À propos de La Différence autistique, de J.-C. Maleval

Par Yves Vanderveken*.

Un événement pour le champ de l’autisme. C’est ainsi qu’on peut assurément qualifier la parution du livre de Jean-Claude Maleval, La Différence autistique [1].

Pour qui s’intéresse à l’autisme, l’événement se redouble de la préface des plus précieuses de Jacques-Alain Miller. Enfin…, préface est peu dire, puisqu’elle se refuse à en rester là, pour d’emblée prolonger le débat, contextualiser les positions, discuter les thèses, faire retour aux fondamentaux cliniques, affiner les concepts et, last but not least, fournir, par l’ensemble que constitue dorénavant l’ouvrage, un outil de référence majeure pour tout un chacun amené à vivre, accueillir, accompagner, soigner, éduquer, souffrir ou, pourquoi pas, aimer l’autisme au jour le jour… dans la vraie vie, comme il se dit maintenant.

Chacun y trouvera son pain quotidien : petit repère par-ci, éclaircissement par-là, précision partout, piste de travail ou de vie à chaque détour. Il est probable néanmoins que l’entreprise ne siéra pas aux idéologues et militants de tous bords, tant elle en est, en acte, l’envers.
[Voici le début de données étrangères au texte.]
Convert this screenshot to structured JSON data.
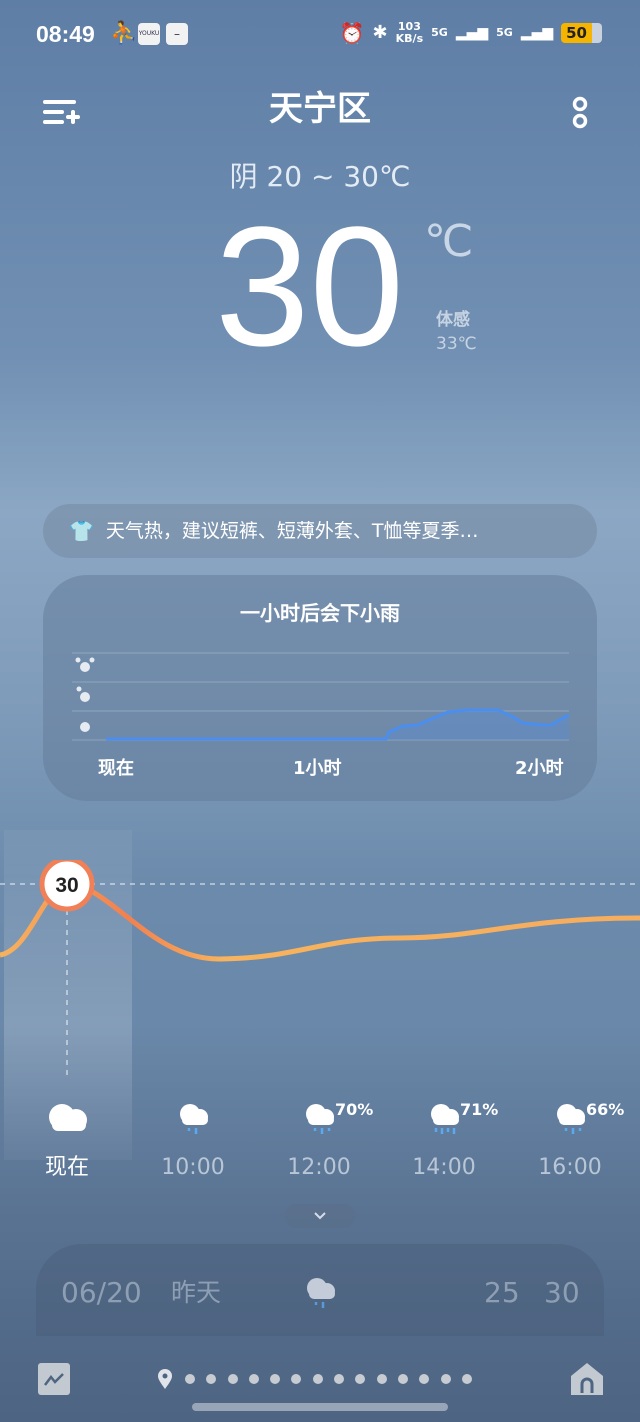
{
  "status": {
    "time": "08:49",
    "app1": "YOUKU",
    "net_speed": "103",
    "net_unit": "KB/s",
    "sim1": "5G",
    "sim2": "5G",
    "battery": "50"
  },
  "header": {
    "city": "天宁区",
    "condition": "阴  20 ~ 30℃",
    "temp": "30",
    "unit": "℃",
    "feels_label": "体感",
    "feels_value": "33℃"
  },
  "tip": {
    "icon": "tshirt-icon",
    "text": "天气热，建议短裤、短薄外套、T恤等夏季…"
  },
  "precip": {
    "title": "一小时后会下小雨",
    "x_labels": [
      "现在",
      "1小时",
      "2小时"
    ],
    "line_color": "#4a8ff0"
  },
  "temp_curve": {
    "current_value": "30",
    "color": "#f5a050"
  },
  "hourly": [
    {
      "time": "现在",
      "icon": "cloudy-icon",
      "pop": ""
    },
    {
      "time": "10:00",
      "icon": "light-rain-icon",
      "pop": ""
    },
    {
      "time": "12:00",
      "icon": "light-rain-icon",
      "pop": "70%"
    },
    {
      "time": "14:00",
      "icon": "moderate-rain-icon",
      "pop": "71%"
    },
    {
      "time": "16:00",
      "icon": "light-rain-icon",
      "pop": "66%"
    }
  ],
  "daily": [
    {
      "date": "06/20",
      "day": "昨天",
      "icon": "light-rain-icon",
      "low": "25",
      "high": "30"
    }
  ]
}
Avec une abondance d’informations et de lectures qui ne cesse d’impressionner, Jean-Claude Maleval articule observations, recherches, thèses, effets et résultats, sans a priori ou exclusion de quelque point de vue que ce soit, avec – et c’est évidemment crucial d’un point de vue éthique et sociétal – un foisonnement de témoignages auxquels il accorde le crédit et « l’expertise » requis : ceux des personnes qui se vivent comme autistes et qui peuvent rendre compte de leur parcours de vie, de leur souffrance et difficultés certes, mais aussi tout simplement de leur mode d’être.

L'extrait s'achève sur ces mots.